The diagnosis of F. nucleatum is sometimes difficult because of the difficulty in isolating the organism. In our case, F. nucleatum was only isolated from the sample when utilizing anaerobic conditions. We recommend that it is necessary to check for anaerobic cultures in patients with septic arthritis, because many physicians may not routinely submit anaerobic cultures of the synovial fluid. The treatment of hip septic arthritis in adults typically involves antibiotics and the removal of purulent tissue from the affected joint, either by arthrocentesis or surgical drainage . Regarding antimicrobial therapy, β-lactam agents, clindamycin, and metronidazole are commonly used for treating Fusobacterium-related infections. However, there is evidence of emerging resistance to penicillins, carbapenems, and clindamycin in some Fusobacterium isolates [13, 14]. In our case, the isolate was resistant to penicillin. In previous reports regarding the treatment of septic arthritis due to F. nucleatum, four of the five cases were also treated with surgical debridement and antibiotic therapy (Table 1). Management of septic arthritis by arthroplasty using the present protocol involves two stage total joint replacement in the case of evolutive arthritis and one-stage total joint replacement in case of quiescent arthritis . Since our case involved evolutive septic arthritis, we planned two-stage revision surgery. There are some reports about two-stage revision surgery for deep infection following septic hip arthritis where the first stage involves debridement and lavage of the joint, followed by resection of the femoral head and replacement of cement spacer antibiotics. We initially attempted to preserve the femoral head because the patient’s groin pain was not severe; however, eventually, we performed a femoral head resection and two-stage THA. This explains why surgical drainage was performed 3 times. There are several reports of THA after septic arthritis. Bauer et al.  reported that 26 of the 30 cases (87%) of evolutive septic arthritis were successfully followed up for a mean period of 5 years. Chen et al.  found a re-infection rate of 14% and a complication rate of 36% in 28 cases, at an average follow-up period of 77 months. In this case, there was no implant loosening or infection relapse after 3 years of follow-up, although further follow-up is warranted.

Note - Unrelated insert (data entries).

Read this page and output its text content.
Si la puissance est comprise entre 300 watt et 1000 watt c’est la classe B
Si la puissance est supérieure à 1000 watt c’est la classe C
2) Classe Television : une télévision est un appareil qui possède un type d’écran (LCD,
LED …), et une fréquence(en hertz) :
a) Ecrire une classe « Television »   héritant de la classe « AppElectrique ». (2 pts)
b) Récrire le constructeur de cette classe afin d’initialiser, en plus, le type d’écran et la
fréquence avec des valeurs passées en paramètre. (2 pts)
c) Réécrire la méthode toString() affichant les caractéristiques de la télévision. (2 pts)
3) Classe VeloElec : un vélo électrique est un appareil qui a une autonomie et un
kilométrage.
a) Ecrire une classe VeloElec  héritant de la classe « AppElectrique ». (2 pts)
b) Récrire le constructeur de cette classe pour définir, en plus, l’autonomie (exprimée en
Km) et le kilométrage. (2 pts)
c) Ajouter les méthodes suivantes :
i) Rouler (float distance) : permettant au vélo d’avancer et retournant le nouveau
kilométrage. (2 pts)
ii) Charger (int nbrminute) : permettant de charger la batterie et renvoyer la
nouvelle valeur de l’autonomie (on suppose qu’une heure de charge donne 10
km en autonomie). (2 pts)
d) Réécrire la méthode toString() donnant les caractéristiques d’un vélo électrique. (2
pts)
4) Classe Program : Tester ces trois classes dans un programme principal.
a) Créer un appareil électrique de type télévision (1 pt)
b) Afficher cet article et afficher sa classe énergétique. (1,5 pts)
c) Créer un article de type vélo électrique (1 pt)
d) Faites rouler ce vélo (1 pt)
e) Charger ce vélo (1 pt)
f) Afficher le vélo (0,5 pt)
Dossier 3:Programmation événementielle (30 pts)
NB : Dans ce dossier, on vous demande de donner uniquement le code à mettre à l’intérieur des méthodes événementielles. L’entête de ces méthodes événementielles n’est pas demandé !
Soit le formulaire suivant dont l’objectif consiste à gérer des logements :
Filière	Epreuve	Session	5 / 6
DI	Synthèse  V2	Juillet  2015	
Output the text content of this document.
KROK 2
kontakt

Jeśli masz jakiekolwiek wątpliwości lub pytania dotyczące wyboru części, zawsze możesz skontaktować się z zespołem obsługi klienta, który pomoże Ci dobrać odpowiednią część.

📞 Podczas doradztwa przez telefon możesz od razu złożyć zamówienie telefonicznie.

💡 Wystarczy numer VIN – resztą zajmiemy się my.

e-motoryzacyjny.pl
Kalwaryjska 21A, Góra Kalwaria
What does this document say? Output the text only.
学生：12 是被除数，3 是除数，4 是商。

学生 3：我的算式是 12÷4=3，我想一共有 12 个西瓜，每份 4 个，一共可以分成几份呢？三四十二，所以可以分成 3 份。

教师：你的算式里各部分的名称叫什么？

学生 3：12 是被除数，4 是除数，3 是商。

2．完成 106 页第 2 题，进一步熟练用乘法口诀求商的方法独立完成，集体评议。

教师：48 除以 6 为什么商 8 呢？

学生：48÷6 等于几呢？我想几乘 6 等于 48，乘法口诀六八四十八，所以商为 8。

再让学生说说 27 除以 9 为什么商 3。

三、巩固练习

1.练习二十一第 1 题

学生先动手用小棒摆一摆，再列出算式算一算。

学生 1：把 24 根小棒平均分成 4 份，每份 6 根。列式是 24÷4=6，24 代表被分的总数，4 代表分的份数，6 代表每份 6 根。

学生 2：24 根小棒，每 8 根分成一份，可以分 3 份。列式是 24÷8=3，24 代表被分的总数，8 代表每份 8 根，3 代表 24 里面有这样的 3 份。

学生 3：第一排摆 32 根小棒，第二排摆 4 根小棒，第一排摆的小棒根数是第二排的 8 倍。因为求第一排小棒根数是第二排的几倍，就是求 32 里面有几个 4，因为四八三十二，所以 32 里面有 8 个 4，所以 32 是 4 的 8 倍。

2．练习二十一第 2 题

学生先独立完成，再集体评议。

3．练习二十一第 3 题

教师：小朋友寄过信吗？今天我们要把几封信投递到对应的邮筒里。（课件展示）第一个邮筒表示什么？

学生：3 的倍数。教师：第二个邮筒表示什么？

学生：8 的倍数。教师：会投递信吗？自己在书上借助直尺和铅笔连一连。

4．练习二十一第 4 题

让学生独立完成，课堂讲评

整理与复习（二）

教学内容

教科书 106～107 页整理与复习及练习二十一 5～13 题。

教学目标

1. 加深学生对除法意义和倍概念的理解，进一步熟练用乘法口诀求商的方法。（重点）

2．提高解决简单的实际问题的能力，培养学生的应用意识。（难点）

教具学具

We treated a rare case of hip septic arthritis due to F. nucleatum with two-stage revision surgery in addition to a prolonged course of antimicrobial therapy based on susceptibility testing. The exact duration of therapy depends on sufficient debridement, the severity of illness, clinical response, and normalization of inflammatory markers. Clinicians should be aware that F. nucleatum could be the etiologic agent of hip septic arthritis in an immunocompetent patient.
F. nucleatum can be the cause of septic arthritis, even in an immunocompetent patient, requiring surgical debridement, and appropriate antibiotic therapy. As with other hip septic arthritis in adult, two-stage revision surgery is effective.